Juan Uslé, Open Rooms , Irish Museum of Modern Art, Dublin, 8 September 2004 to 3 January 2005

Juan Uslé, Fisuras con vértigo, 2001-02, vinyl, dispersion and dry pigments on canvas, 203 x 274 cm, Collection CAM de Arte Contempor‡neo, Alicante; courtesy IMMA

Juan Uslé’s work looks like it was a lot of fun to make. One vivid colour jostles with another and fluid washes of red, green or fluorescent orange chase each other around these mostly large-scale paintings, mainly over two metres each. This is Uslé’s first major museum show in Ireland.

The marks of production are barely disguised. The canvas surfaces and edges bear evidence of a frenetic but playful labour of love. Uslé’s work  is certainly not methodical either in its process or, it would appear, in its conception. Looking at sketches for paintings, one sees rapid pen drawings of concepts for completed work. They resemble, in some cases, a first sketch on a napkin from a meeting between a client and an architect.

Juan Uslé, Voice, 1997, vinyl, dispersion and dry pigment on canvas, 56 x 41 cm, Collection Uslé-Civera, Saro, Courtesy Galerie Tim Van Laere, Antwerp; courtesy IMMA

Uslé gives his imagination free reign. His work changed dramatically in the early ’90s after he moved to New York. Previously his work referenced landscape in a more explicit way. Having been brought up in Santander in the north of Spain, this relatively pastoral aesthetic was interrupted by the syncopated and fractured reality of New York. His work since then has not precisely been typified by the all-over approach of some process painters, but it has at least eschewed all reference to the horizon and played deliberately with the scale of the mark making. Forms and patterns float freely across the surfaces, which, along with a similarity of scale, are reminiscent of Fiona Rae. Rae however limits her colour range and the resulting surfaces display more control, with much attention being paid to the edges and the application of the paint itself. It is this seeming control that connects the generation of painters that includes Fiona Rae and Helmut Dorner.
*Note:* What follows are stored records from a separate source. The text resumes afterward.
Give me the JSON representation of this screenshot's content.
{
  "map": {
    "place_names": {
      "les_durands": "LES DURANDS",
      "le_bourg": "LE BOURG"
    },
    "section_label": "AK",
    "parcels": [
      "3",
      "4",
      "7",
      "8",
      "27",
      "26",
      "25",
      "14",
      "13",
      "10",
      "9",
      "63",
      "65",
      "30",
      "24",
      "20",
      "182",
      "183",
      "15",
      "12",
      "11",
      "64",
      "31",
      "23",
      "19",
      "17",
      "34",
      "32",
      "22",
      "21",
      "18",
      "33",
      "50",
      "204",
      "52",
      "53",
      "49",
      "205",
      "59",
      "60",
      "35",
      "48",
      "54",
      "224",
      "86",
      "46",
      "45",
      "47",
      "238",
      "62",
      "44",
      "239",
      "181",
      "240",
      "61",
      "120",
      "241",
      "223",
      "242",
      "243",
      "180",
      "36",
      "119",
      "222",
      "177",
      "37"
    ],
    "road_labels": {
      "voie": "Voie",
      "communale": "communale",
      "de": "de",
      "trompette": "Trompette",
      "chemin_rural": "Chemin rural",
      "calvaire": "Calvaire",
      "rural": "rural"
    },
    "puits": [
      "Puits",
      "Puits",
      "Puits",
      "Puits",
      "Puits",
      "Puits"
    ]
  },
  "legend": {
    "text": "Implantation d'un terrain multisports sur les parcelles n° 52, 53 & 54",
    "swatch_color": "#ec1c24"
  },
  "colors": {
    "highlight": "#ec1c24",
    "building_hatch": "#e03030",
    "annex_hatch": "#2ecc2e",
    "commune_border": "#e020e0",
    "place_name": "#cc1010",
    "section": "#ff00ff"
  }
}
Juan Uslé, Historia con tres nudos, 1997, vinyl, dispersion and dry pigment on canvas, 274 x 203 cm, Collection Galer’a Soledad Lorenzo, Madrid; courtesy IMMA

I first saw Uslé’s work in reproduction, when it began to emerge in the early ’90s. It was much later before I saw it in the flesh. In reproduction the surfaces appear to glow almost iridescent, like in David Reed’s work. In reality the surfaces slop and spill with a surprising amount of incidental marks, and dead colours hang ominously over glistening washes like tumours.

It has been impossible in recent times to produce work or to write about it without addressing in some way the debates that continue to dog contemporary painting. Uslé’s work and that of his contemporaries appear to fly in the face of critical and theoretical assaults. But if the canvas for Uslé is “…the space of freedom…"[1], then it is a conditional one and one based on the acknowledgement of a complexity within abstraction. There is undoubtedly a certain freedom in just getting on with it, but Uslé’s work is dripping in awareness.

Juan Uslé, Fragmentos de Felipe IV, 2000-01, vinyl, dispersion and dry pigment on canvas, 203 x 274 cm, Private Collection, Madrid, Courtesy Marta Cervera Gallery, Madrid; courtesy IMMA

Contemporary abstraction often appears scattered and surfaces explode without a centre. The demands for conceptual rigour, which result in the work of Uslé, Dorner, Rae and others, has produced an embattled but defiant aesthetic. Never before has painting appeared so self-aware. Uslé’s work may be playful and smiling on the outside but there is a serious task at hand just below the surface.

Robbie O’Halloran is an artist based in Waterford.